Tim Adams himself is rightly inspired by Amit Singhal’s
enthusiasm, still he cannot complete a Guardian article without some tough
closing questions. “But what about the less measurable ways that the ease of
search has changed our lives?” he asks. “What about the ways in which it has
diminished the excitement of serendipity, the way that it has made the personal
experience of a chance encounter with knowledge so much rarer?”
Once more we find that the human mind of Singhal has thought
of that. He seems to want Knowledge Graph to be able to provide serendipity and
chance encounter as well, though it must be observed that this is serendipity
on Google’s terms.
Is Search in Google’s sense the same as Reference in a
librarians’ sense? When I ponder this
difference I hear in my mind a kind of Eliotian conundrum. I know I will be
staring at this conundrum tomorrow and next week and next year. Between the
random miasma of Google Search and the equally fallible systematic focus of
Reference falls the shadow.
How true is this. But then the databases, to which individuals can't afford to subscribe (how democratic is that?), don't necessarily have the answers either. Perhaps we need an a-Google site which lists the questions to which there are not answers on Google, or anywhere else for that matter.

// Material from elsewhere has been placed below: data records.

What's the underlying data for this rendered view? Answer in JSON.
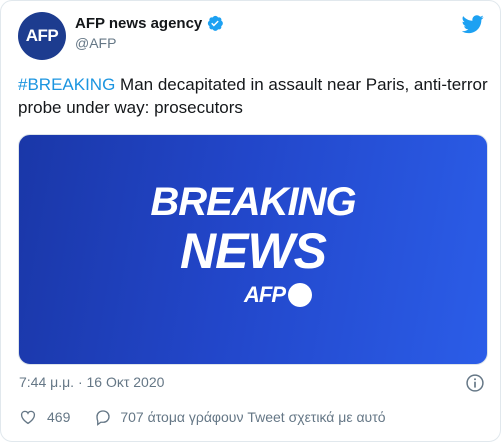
{
  "author": {
    "display_name": "AFP news agency",
    "handle": "@AFP",
    "avatar_text": "AFP"
  },
  "tweet": {
    "hashtag": "#BREAKING",
    "text": " Man decapitated in assault near Paris, anti-terror probe under way: prosecutors"
  },
  "media": {
    "line1": "BREAKING",
    "line2": "NEWS",
    "logo_text": "AFP",
    "colors": {
      "gradient_start": "#1a37a8",
      "gradient_end": "#2b5de8"
    }
  },
  "timestamp": "7:44 μ.μ. · 16 Οκτ 2020",
  "actions": {
    "likes": "469",
    "talking": "707 άτομα γράφουν Tweet σχετικά με αυτό"
  },
  "icons": {
    "verified": "verified-badge-icon",
    "bird": "twitter-bird-icon",
    "info": "info-icon",
    "like": "heart-icon",
    "reply": "reply-bubble-icon"
  },
  "colors": {
    "accent": "#1da1f2",
    "link": "#1b95e0",
    "muted": "#657786"
  }
}
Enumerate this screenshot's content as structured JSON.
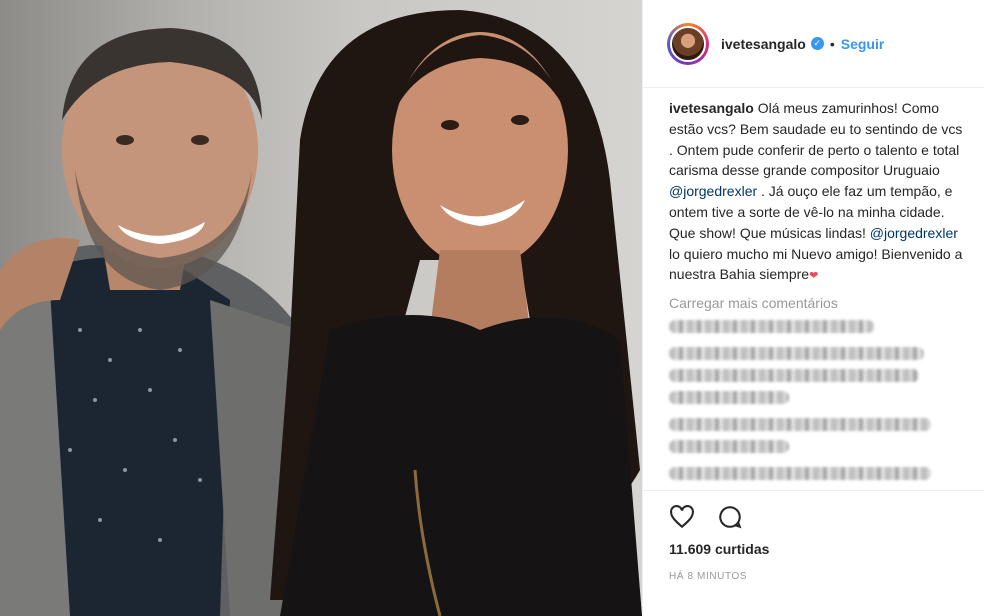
{
  "header": {
    "username": "ivetesangalo",
    "separator": "•",
    "follow_label": "Seguir"
  },
  "caption": {
    "username": "ivetesangalo",
    "text_1": " Olá meus zamurinhos! Como estão vcs? Bem saudade eu to sentindo de vcs . Ontem pude conferir de perto o talento e total carisma desse grande compositor Uruguaio ",
    "mention_1": "@jorgedrexler",
    "text_2": " . Já ouço ele faz um tempão, e ontem tive a sorte de vê-lo na minha cidade. Que show! Que músicas lindas! ",
    "mention_2": "@jorgedrexler",
    "text_3": " lo quiero mucho mi Nuevo amigo! Bienvenido a nuestra Bahia siempre",
    "emoji": "❤"
  },
  "comments": {
    "load_more_label": "Carregar mais comentários"
  },
  "actions": {
    "like_icon": "heart-outline-icon",
    "comment_icon": "comment-bubble-icon"
  },
  "stats": {
    "likes": "11.609 curtidas",
    "time": "HÁ 8 MINUTOS"
  },
  "colors": {
    "link": "#003569",
    "follow": "#3897f0",
    "muted": "#999999"
  }
}
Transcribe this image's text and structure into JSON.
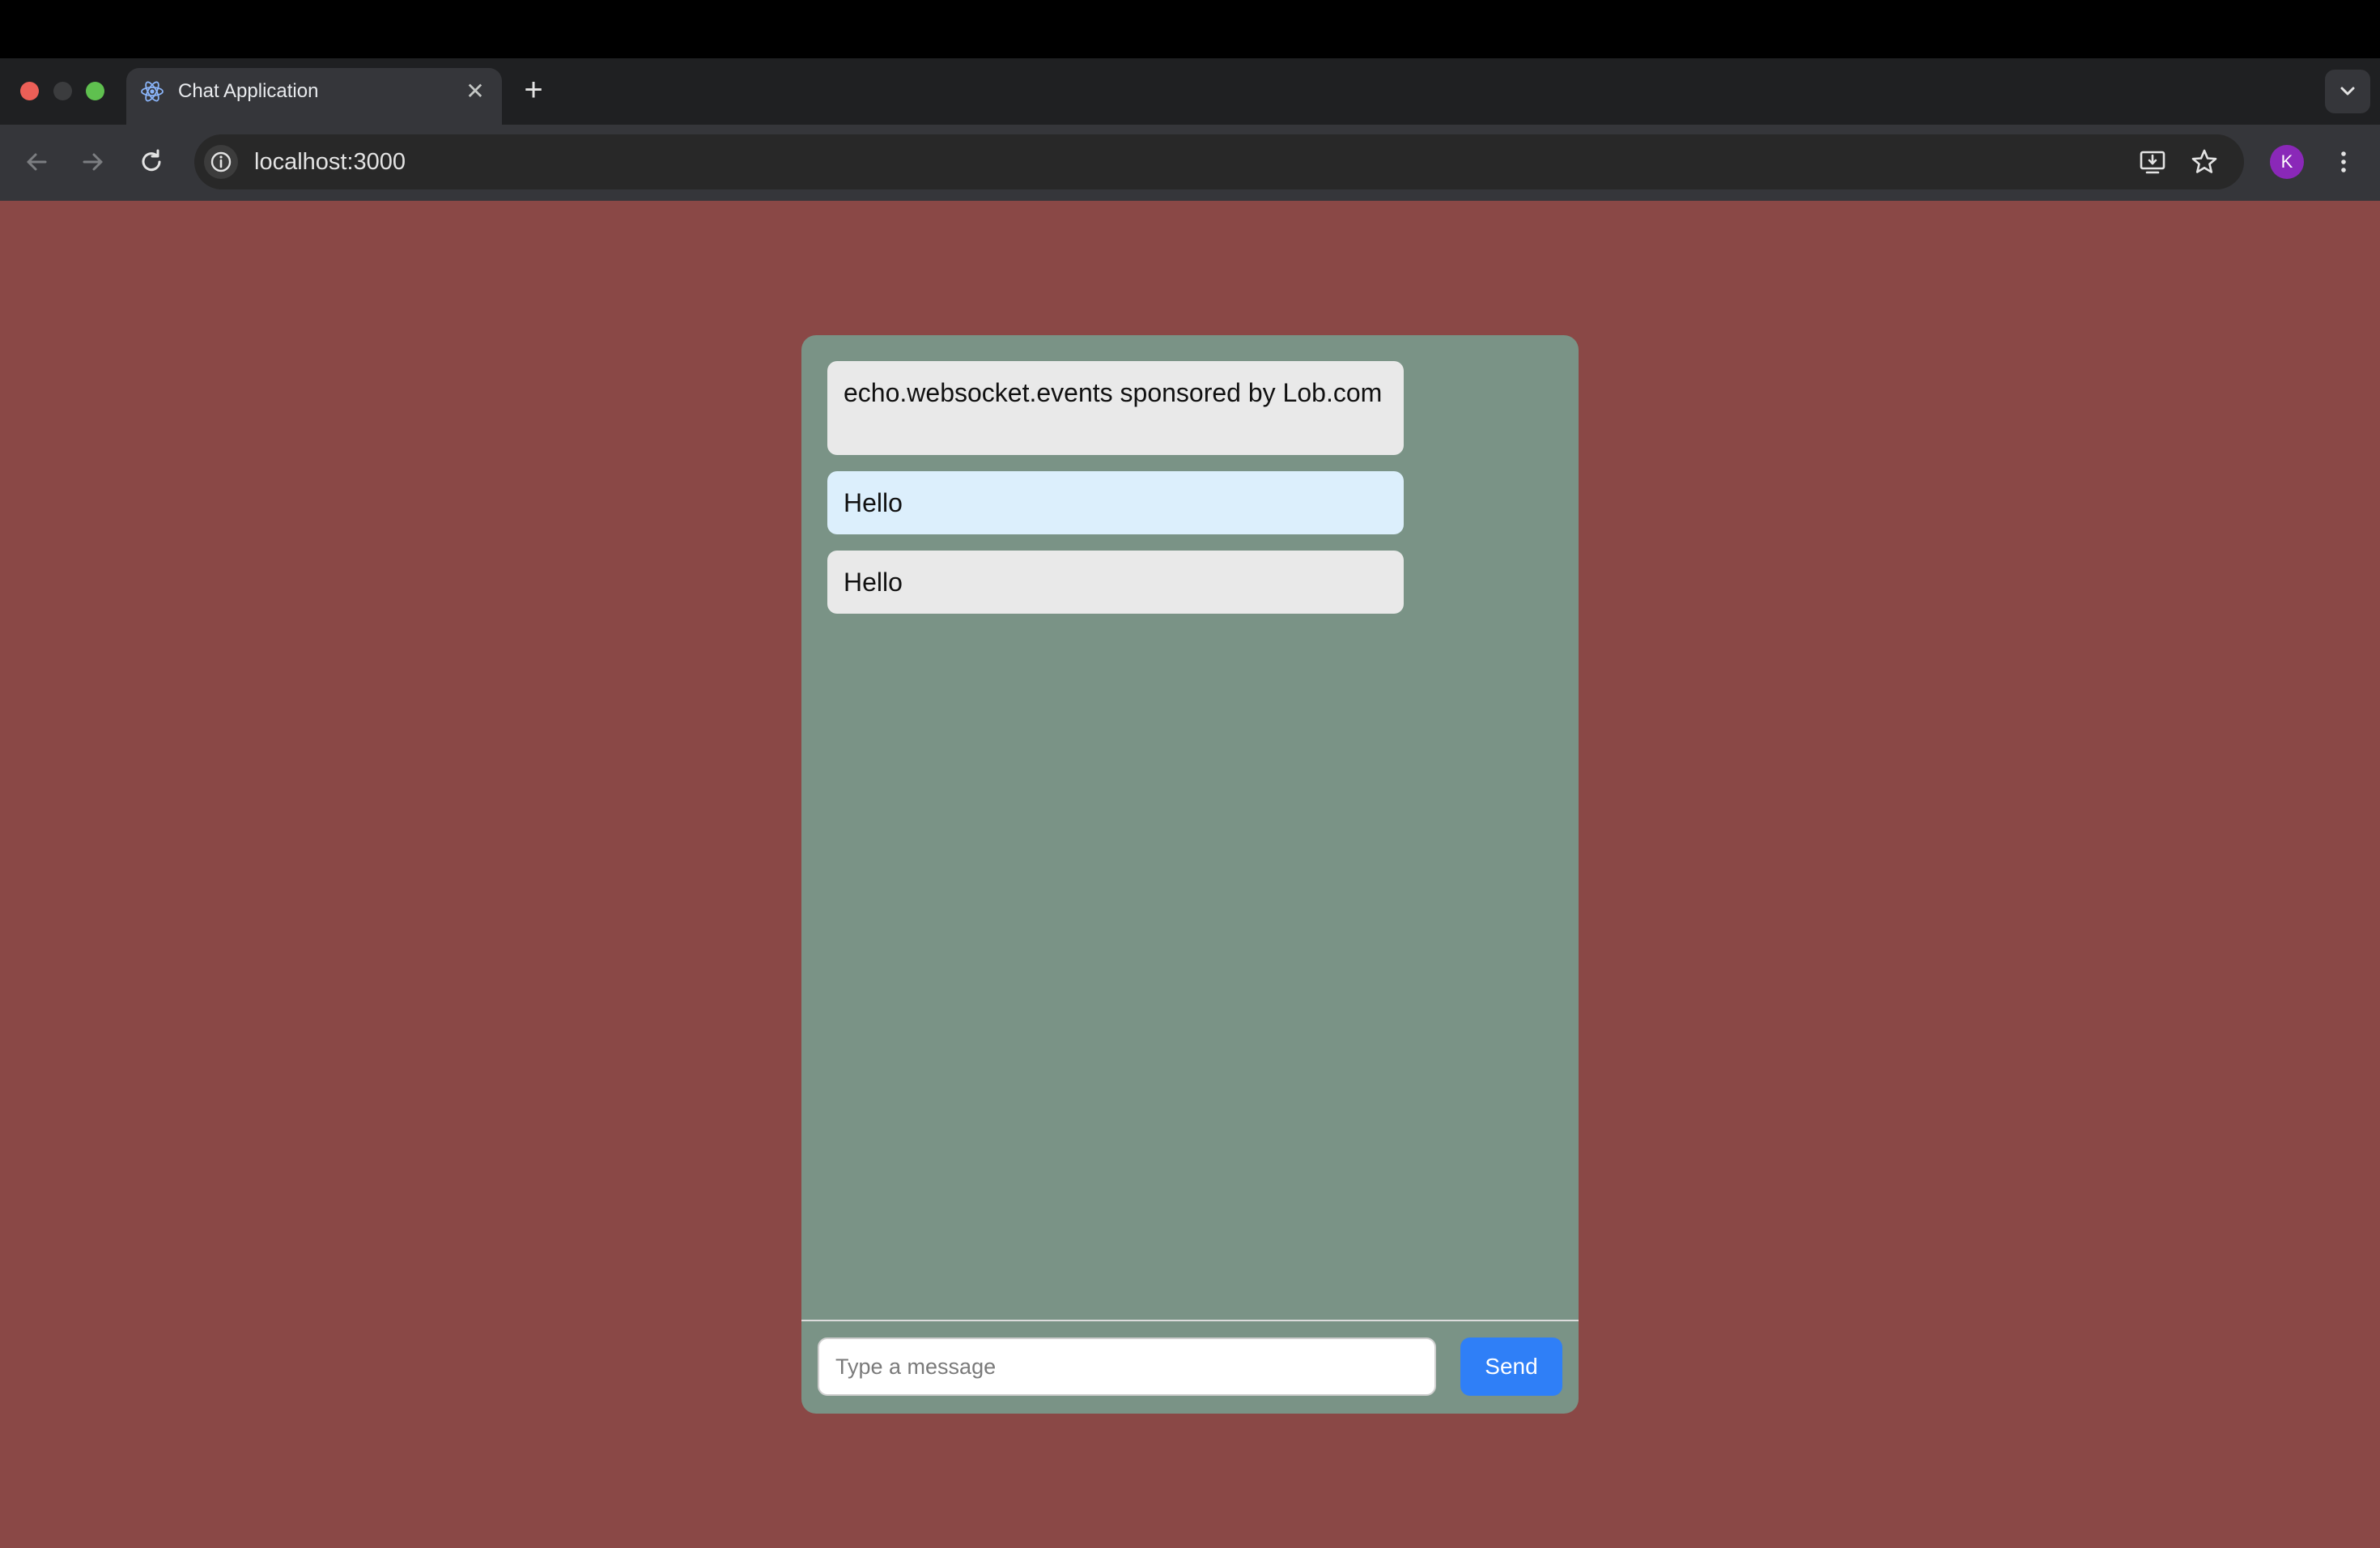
{
  "browser": {
    "tab": {
      "title": "Chat Application",
      "favicon": "react-atom-icon",
      "close_glyph": "✕"
    },
    "new_tab_glyph": "+",
    "address_bar": {
      "url": "localhost:3000"
    },
    "profile_initial": "K",
    "colors": {
      "tabstrip": "#1f2022",
      "toolbar": "#35363a",
      "omnibox": "#282828",
      "avatar": "#8a28b8"
    }
  },
  "chat": {
    "messages": [
      {
        "text": "echo.websocket.events sponsored by Lob.com",
        "kind": "received"
      },
      {
        "text": "Hello",
        "kind": "sent"
      },
      {
        "text": "Hello",
        "kind": "received"
      }
    ],
    "composer": {
      "placeholder": "Type a message",
      "value": "",
      "send_label": "Send"
    },
    "colors": {
      "page_background": "#8a4846",
      "panel_background": "#7a9386",
      "received_bubble": "#e9e9e9",
      "sent_bubble": "#dceffc",
      "send_button": "#2f7ff7"
    }
  }
}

The unanswered or unanswerable questions....
ReplyDeleteAs a teacher of literature, there is a class of reference work which is very generic to which I enjoy directing students (OED, Brewer's Dictionary of Phrase and Fable, Benet's Reader's Encyclopaedia etc etc) who are bushed, but one always had to issue the caveat: 'it's just a starting point'. I suspect most now start with Google, and maybe Google ought publicise the same caveat, or maybe it would be more instructive to get students to do their own edits. I've never done that myself, so I'm not even sure it's possible, but I suspect it is because of some of the prank entries I've seen on Google.
Thank you Frances. As well as the a-Google site I am sure many internet searchers can compile their own online personal blogs of unanswered questions. It sometimes seems that the e-list is one way of regulating the questions and answers that are on Google-not. When I consider your second paragraph, reference becomes more and more quite a complex matter of individual awareness. True librarians are concerned about this a lot: what do our users want and do they have the means to find it? Are they finding the answers? It is the same old question, but online only makes it more challenging. One simple challenge, just to begin with, is that many people think Google = The Internet. It is something of an assumption behind the Guardian's own report on Knowledge Graph, but is false, of course.